Auflösung durch Isolation
Containervirtualisierung löst dieses Problem durch Isolation. Jeder Container bringt alle benötigten Abhängigkeiten mit und ist nicht auf Bibliotheken des Host-Systems angewiesen. Zudem laufen Container voneinander getrennt, sodass keine unerwarteten Wechselwirkungen zwischen Anwendungen in den Containern oder mit dem Betriebssystem auftreten. Dadurch ist es sogar möglich, zwei Dienste mit eigentlich unvereinbaren Abhängigkeiten auf demselben Rechner auszuführen – in separaten Containern.
Weitere entscheidende Vorteile der Containervirtualisierung
Da Software in Form fertiger, lauffähiger Container bereitgestellt wird, können – ähnlich wie in einem Containerhafen – verschiedene Versionen schnell geladen und ausgetauscht werden. Jeder Container enthält eine vollständige, konsistente Version der Software inklusive aller Abhängigkeiten. Dadurch lassen sich unterschiedliche Versionen einer Anwendung problemlos wechseln oder sogar parallel betreiben.
Ein weiterer Vorteil ist die Reproduzierbarkeit: Der Entwickler kann sicherstellen, dass exakt die getestete und freigegebene Version der Software auf dem Zielsystem ausgeführt wird. Lediglich Konfigurationsparameter und Bestandsdaten variieren je nach System. So entsteht eine standardisierte Bereitstellung, bei der selbst kleinste Softwareänderungen in identischen Containern resultieren.
Zusätzlich ermöglicht Containervirtualisierung eine hohe Flexibilität. Ein Container kann samt seiner Nutzdaten einfach von einem System auf ein anderes verschoben werden. Richtig eingesetzt, reduziert dies den Wartungsaufwand erheblich.
Docker-Umgebungen sind heute auf verschiedenen Plattformen produktiv einsetzbar, darunter Windows und macOS. Aufgrund der engen Verzahnung mit Linux empfehlen wir jedoch, produktive Docker-Deployments stets auf einem Linux-Server zu betreiben.
Unterschiede Containervirtualisierung vs. Hypervisor Virtualisierung
Der wesentliche Unterschied zwischen Containervirtualisierung und Hypervisor-Virtualisierung liegt im Umfang der Virtualisierung.
Klassische virtuelle Maschinen (VMs) laufen auf einem Hypervisor und benötigen jeweils ein vollständig installiertes Betriebssystem. Jede VM bringt also ihr eigenes OS mit, was ressourcenintensiv ist und zu einem höheren Overhead führt.

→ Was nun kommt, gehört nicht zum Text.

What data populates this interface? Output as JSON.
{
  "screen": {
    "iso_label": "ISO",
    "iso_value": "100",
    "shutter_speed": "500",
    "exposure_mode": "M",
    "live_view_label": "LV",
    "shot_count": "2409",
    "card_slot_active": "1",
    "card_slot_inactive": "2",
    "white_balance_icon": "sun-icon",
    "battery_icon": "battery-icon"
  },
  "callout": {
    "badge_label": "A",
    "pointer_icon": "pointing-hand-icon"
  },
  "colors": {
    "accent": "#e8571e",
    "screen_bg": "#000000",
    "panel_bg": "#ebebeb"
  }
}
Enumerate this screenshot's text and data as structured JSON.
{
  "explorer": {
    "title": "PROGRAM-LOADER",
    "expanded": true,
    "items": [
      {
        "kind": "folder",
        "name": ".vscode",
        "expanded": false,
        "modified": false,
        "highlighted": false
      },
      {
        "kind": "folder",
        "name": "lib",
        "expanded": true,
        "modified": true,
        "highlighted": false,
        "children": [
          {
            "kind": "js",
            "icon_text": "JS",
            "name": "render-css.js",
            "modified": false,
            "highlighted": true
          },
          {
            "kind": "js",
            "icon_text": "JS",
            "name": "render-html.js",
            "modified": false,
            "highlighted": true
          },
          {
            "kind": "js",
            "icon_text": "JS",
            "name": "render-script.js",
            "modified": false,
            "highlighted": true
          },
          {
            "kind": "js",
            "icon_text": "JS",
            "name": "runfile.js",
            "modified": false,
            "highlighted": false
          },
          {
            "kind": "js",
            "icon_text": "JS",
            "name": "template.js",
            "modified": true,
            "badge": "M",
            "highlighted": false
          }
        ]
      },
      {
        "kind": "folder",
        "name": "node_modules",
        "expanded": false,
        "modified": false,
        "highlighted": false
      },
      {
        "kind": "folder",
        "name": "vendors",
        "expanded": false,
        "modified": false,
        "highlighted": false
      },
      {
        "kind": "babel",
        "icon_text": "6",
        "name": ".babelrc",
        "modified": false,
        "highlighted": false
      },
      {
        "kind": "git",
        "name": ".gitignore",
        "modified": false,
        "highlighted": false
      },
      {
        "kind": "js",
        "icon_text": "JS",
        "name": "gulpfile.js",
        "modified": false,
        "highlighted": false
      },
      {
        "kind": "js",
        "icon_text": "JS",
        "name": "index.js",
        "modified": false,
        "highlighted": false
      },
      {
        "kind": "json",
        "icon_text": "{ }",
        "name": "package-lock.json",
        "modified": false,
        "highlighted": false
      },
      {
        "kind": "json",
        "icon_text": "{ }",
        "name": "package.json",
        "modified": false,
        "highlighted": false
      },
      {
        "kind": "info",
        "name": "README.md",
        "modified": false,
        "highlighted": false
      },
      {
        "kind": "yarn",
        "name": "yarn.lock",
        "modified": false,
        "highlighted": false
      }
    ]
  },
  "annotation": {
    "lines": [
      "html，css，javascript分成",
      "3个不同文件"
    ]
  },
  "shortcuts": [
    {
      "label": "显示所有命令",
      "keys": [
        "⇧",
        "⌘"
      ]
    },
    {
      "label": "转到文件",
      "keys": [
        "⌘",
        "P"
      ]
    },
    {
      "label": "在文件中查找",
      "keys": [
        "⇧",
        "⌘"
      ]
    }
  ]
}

Bei der Containervirtualisierung hingegen teilen sich alle Container den Betriebssystem-Kern des Host-Systems. Jeder Container enthält nur die minimal erforderlichen Komponenten, wodurch der Ressourcenverbrauch deutlich geringer ausfällt. Dies führt nicht nur zu einem kleineren Overhead, sondern auch zu erheblich kürzeren Startzeiten – ein Container kann in Sekunden hochfahren, da kein komplettes Betriebssystem gebootet werden muss.
Ein Nachteil der Containervirtualisierung ist jedoch, dass die Isolation nicht so strikt ist wie bei einer vollständigen VM. Während Hypervisor-Virtualisierung eine klare Trennung zwischen den Systemen gewährleistet, laufen Container näher am Host-System und teilen sich dessen Kernel, was Auswirkungen auf Sicherheit und Stabilität haben kann.
Die besondere Stärke der Containervirtualisierung
Aus unserer Sicht liegt die größte Stärke der Containervirtualisierung – und insbesondere von Docker – in der Möglichkeit, kontrolliert und gezielt konsistente Softwareversionen bereitzustellen. Einzelne Versionen lassen sich schnell austauschen, regelmäßige Updates unkompliziert durchführen und Installationen problemlos skalieren, indem mehrere Instanzen der gleichen Software parallel betrieben werden. Zudem ermöglicht Docker einen einfachen Umzug auf andere Systeme.